On the unplanned downtime Friday night

Friday night, September 4th 2009, around 6:30 pm UTC, Bitbucket went down for about half an hour. It’s back up now. I’ll explain the outage and some of the measures we’re going to take to make sure this doesn’t happen again.

First suspect was high load, which it turned out not to be–on the contrary. Load was lower than it had been for weeks, if not months. This was a pretty strong indicator that no one was accessing the site. People were reporting “504 Gateway Timeout” errors to us, meaning that they were in fact reaching our first tier of load balancing, run by nginx.

So what’s wrong? A quick “ps aux” revealed that all services were running, but still something wasn’t quite right. Restart nginx. Nope. Is apache2 running? Yep. Restart apache2. Everything’s back to normal.

At least it was an easy fix. I have 74 mb of error logs to trail through, trying to figure out why apache2 decided to drop its cookies and not tell anyone.

Now, this has never happened before. We’ve had a few unexpected outages, but they’ve always been caused by flukes or other oddities, and a single time, a hardcore kernel crash.

We’re of course interested in this not happening again, especially since was such an easy fix to automate.
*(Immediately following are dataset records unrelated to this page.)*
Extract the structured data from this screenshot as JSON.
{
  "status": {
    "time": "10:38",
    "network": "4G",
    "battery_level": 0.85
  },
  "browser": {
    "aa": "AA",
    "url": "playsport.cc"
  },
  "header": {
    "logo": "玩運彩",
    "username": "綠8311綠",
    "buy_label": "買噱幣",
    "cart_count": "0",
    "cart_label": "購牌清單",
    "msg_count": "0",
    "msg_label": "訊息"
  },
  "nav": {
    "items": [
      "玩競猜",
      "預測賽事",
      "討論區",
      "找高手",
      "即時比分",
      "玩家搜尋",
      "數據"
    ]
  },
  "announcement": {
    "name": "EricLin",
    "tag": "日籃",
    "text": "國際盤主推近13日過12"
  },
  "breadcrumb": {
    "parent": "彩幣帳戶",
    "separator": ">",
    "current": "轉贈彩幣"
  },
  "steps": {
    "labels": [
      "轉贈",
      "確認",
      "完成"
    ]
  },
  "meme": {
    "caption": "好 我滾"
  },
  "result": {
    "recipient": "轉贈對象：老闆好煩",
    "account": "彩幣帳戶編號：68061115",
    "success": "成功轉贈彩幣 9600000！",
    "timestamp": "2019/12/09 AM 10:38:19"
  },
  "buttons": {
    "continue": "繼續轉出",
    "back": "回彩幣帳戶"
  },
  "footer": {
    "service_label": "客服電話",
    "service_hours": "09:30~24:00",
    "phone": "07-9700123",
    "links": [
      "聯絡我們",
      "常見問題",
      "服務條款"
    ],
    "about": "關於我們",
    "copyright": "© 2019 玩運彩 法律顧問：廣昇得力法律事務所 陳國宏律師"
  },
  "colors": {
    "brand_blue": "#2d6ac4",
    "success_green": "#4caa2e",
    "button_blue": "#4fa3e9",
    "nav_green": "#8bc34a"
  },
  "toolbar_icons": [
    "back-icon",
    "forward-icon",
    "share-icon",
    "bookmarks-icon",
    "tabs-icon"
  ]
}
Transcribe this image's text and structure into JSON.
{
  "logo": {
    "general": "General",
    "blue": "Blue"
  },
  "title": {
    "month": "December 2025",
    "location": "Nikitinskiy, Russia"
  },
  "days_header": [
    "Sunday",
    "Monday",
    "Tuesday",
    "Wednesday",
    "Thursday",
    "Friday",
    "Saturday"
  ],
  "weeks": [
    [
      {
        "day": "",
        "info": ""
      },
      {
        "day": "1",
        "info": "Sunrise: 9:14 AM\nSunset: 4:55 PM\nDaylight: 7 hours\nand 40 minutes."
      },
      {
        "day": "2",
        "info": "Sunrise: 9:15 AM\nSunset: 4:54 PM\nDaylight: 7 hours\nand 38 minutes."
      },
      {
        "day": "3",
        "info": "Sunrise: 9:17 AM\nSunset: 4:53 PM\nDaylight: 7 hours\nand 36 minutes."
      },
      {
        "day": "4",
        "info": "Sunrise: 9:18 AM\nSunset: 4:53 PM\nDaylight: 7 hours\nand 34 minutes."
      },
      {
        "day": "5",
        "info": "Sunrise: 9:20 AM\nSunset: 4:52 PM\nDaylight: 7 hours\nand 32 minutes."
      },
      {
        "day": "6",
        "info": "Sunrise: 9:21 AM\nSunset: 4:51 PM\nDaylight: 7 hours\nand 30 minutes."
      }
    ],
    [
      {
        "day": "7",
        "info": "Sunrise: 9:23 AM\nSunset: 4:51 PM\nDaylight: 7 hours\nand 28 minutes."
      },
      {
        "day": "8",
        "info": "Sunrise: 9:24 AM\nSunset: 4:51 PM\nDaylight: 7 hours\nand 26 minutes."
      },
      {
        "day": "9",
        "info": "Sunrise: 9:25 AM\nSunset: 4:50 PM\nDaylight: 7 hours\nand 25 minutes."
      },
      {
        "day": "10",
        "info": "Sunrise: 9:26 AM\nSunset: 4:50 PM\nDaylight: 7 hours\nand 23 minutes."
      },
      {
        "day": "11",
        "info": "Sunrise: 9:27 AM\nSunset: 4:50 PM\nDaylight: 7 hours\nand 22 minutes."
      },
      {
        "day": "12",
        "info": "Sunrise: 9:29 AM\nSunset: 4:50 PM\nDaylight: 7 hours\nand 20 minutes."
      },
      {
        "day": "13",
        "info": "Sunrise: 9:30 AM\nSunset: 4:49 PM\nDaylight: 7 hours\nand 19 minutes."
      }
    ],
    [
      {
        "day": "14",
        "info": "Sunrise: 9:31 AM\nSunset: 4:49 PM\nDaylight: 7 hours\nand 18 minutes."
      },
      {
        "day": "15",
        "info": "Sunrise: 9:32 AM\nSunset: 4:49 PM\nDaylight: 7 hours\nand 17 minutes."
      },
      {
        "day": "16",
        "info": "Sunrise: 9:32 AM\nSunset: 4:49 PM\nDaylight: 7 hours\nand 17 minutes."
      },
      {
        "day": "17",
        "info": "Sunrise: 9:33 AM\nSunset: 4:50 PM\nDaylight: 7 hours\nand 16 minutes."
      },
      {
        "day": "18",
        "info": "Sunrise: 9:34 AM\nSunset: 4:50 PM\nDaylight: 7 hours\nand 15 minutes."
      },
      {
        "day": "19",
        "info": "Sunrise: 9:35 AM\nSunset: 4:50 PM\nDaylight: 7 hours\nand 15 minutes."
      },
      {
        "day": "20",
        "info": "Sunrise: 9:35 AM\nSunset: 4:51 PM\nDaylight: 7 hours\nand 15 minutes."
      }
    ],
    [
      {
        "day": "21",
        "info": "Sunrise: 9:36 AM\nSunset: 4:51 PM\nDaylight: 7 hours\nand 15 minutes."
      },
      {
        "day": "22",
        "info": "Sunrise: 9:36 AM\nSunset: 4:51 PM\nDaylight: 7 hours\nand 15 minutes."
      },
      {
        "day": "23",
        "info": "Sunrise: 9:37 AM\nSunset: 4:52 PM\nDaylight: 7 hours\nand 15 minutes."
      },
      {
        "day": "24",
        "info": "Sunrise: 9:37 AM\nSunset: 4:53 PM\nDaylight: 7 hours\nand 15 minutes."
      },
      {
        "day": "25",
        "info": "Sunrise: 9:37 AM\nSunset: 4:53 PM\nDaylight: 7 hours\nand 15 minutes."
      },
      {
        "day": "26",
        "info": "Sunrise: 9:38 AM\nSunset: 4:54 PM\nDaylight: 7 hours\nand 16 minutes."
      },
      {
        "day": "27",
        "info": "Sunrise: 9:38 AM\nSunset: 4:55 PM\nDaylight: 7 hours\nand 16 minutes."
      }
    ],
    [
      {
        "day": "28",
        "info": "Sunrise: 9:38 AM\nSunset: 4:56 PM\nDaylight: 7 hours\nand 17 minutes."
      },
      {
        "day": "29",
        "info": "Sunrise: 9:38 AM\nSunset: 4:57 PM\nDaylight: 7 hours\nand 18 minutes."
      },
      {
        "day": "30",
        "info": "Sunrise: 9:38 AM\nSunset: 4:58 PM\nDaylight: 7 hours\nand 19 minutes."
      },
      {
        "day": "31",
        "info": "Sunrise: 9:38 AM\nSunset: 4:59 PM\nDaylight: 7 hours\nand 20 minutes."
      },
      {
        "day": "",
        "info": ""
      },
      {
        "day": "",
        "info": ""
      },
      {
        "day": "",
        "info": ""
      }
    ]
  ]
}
We’ll be deploying periodic probes to check for apache2 responsiveness, and if it doesn’t answer, it will restart it. I don’t know which software yet, but monit is a good candidate.

I’m very sorry for any inconvenience this caused you (according to Twitter, quite a few), and know that we’re doing what we can to prevent this from happening again.

EDIT:

Our apache is set up to recycle the workers after N requests, and it seems what happened is that a loaded egg had been updated, and apache2 refused to pick it up. I found several “bad local file header” errors in the log, which made Django throw a ImproperlyConfigured exception which is basically a death sentence. This explains why the workers were plucked one by one, which finally resulted in the sites demise.

Again, the probe-check would’ve fixed this, and I think we’ve settled on monit.